2018/8/8 トランプ政権、車燃費基準を撤回
米EPAと運輸省道路交通安全局は2020年3月31日、乗用車と小型トラックの二酸化炭素(CO2)排出基準と、達成手段となる企業平均燃費(CAFE:Corporate Average Fuel Economy)基準を定めた新規則「Safer Affordable Fuel-Efficient (SAFE) Vehicles Rule(SAFE車両規則)を発表した。
2021年から2026年製車に対する基準について、2020年をもとに、CAFE基準値は毎年1.5%ずつ上昇、CO2排出量は毎年1.5%ずつ低減させるとした。
最終年の2026年製車では、CAFE基準値をガソリン1ガロン当たり40.4マイル、CO2排出量を1マイル当たり199グラムとした。

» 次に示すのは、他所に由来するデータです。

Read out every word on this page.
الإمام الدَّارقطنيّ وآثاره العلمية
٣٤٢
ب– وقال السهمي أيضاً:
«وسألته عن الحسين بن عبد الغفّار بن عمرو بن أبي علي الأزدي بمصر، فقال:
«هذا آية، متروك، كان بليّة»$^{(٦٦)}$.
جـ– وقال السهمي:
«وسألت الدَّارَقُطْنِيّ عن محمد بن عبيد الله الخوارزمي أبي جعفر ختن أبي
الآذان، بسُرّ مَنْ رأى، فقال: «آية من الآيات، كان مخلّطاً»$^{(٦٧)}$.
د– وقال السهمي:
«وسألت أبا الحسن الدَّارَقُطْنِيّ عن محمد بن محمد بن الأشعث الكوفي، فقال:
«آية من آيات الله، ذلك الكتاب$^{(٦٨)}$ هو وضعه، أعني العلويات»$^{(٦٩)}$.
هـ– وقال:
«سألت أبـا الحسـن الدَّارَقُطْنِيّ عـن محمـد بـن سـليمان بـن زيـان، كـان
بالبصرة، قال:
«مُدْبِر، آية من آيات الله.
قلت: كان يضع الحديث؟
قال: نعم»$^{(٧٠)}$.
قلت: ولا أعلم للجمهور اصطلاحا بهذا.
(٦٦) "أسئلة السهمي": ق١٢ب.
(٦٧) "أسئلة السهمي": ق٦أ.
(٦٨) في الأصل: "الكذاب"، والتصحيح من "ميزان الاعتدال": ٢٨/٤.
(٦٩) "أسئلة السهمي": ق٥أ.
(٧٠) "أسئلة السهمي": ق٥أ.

いずれの製造年も、2012年に制定された現行の基準値であるCAFÉ基準値、CO2排出量、より緩い基準となった。
2020 2021 2022 2023 2024 2025 2026 mpg Combined Cars & Trucks 36.8 37.3 37.9 38.5 39.1 39.8 40.4
今回、 バイデン政権2026年までに米国で自動車を販売するメーカーの平均燃費を1ガロン当たり55マイル(1リットル当たり約23キロメートル)に改善するよう義務付ける。